Kerry’s shares in Dublin were down sharply in early trading – falling 3.8pc to €75.50 a share, the biggest faller in a generally weak start for shares on Dublin’s Euronext.
Commenting on the results themselves Kerry CEO, Edmond Scanlon, said it had been a year of strong end market volume outperformance and margin expansion.
“Volume growth was driven by a strong performance in the Americas throughout the year. This was led by foodservice innovation and increased nutritional renovation across a broad range of customers, given our positioning as a leader in sustainable nutrition, with customers looking to address nutrition, taste, cost or sustainability aspects,” he said.

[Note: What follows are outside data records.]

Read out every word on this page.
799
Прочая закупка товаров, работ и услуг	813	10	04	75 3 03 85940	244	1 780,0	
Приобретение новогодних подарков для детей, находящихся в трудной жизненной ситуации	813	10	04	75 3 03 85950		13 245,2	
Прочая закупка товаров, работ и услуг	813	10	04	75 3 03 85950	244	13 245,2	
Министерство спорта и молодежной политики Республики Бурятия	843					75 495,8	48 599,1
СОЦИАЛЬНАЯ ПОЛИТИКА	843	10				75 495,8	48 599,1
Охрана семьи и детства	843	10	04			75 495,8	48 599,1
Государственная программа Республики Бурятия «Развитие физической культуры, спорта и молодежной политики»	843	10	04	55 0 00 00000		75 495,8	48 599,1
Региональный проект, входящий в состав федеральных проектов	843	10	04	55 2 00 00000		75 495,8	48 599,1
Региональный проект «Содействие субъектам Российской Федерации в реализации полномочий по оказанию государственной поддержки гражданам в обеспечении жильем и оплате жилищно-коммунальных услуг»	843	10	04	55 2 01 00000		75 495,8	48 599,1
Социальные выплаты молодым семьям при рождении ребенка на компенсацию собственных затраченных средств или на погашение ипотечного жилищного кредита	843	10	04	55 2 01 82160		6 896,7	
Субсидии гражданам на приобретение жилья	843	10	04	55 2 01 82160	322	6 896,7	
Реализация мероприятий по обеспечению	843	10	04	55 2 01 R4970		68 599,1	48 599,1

In 2026, Kerry is “well positioned for strong market outperformance,” he said.
“We expect to deliver continued volume growth and margin expansion, resulting in constant currency adjusted earnings per share growth of 6pc to 10pc.”
Even so, Kerry said results for food and beverage markets in the year reflected “soft overall consumer demand, given macroeconomic and geopolitical uncertainty”.
Preliminary full year results for 2025 record revenue of €6.758bn, earnings (EBITDA) of €1.208bn with EBITDA margin up +80bps to 17.9pc.
Adjusted earnings per share rose 7.5pc to 481.5 cent. The business generated free cash flow of €643m reflecting 81pc cash conversion.
Kerry announced a new chair, Dubliner Fiona Dawson, a 33 year-veteran of Mars International and non executive director at Marks & Spencer, Reckitt and Lego, as its new chair to replace the retiring Tom Moran.
He’s due to retire as chair at the end of the Annual General Meeting on April 30th 2026. Dawson has been a non executive director at Kerry Group since 2022.
The group has launched a new €300m share buyback programme and a final dividend of 98 cent per share.
Davy Stockbroker’s Cathal Kenny said Kerry Group had delivered a solid 2025 result with good progress on volume and margin, against a subdued demand environment.
“Volume growth was ahead of end-markets, driven by strong execution in the foodservice channel. EPS was in line. The 2026 outlook calls for 6-10pc constant currency EPS growth with FX a c.4% headwind. Adjusting for FX, we anticipate an EPS forecast in the zone of 501c (from 514c),” he said.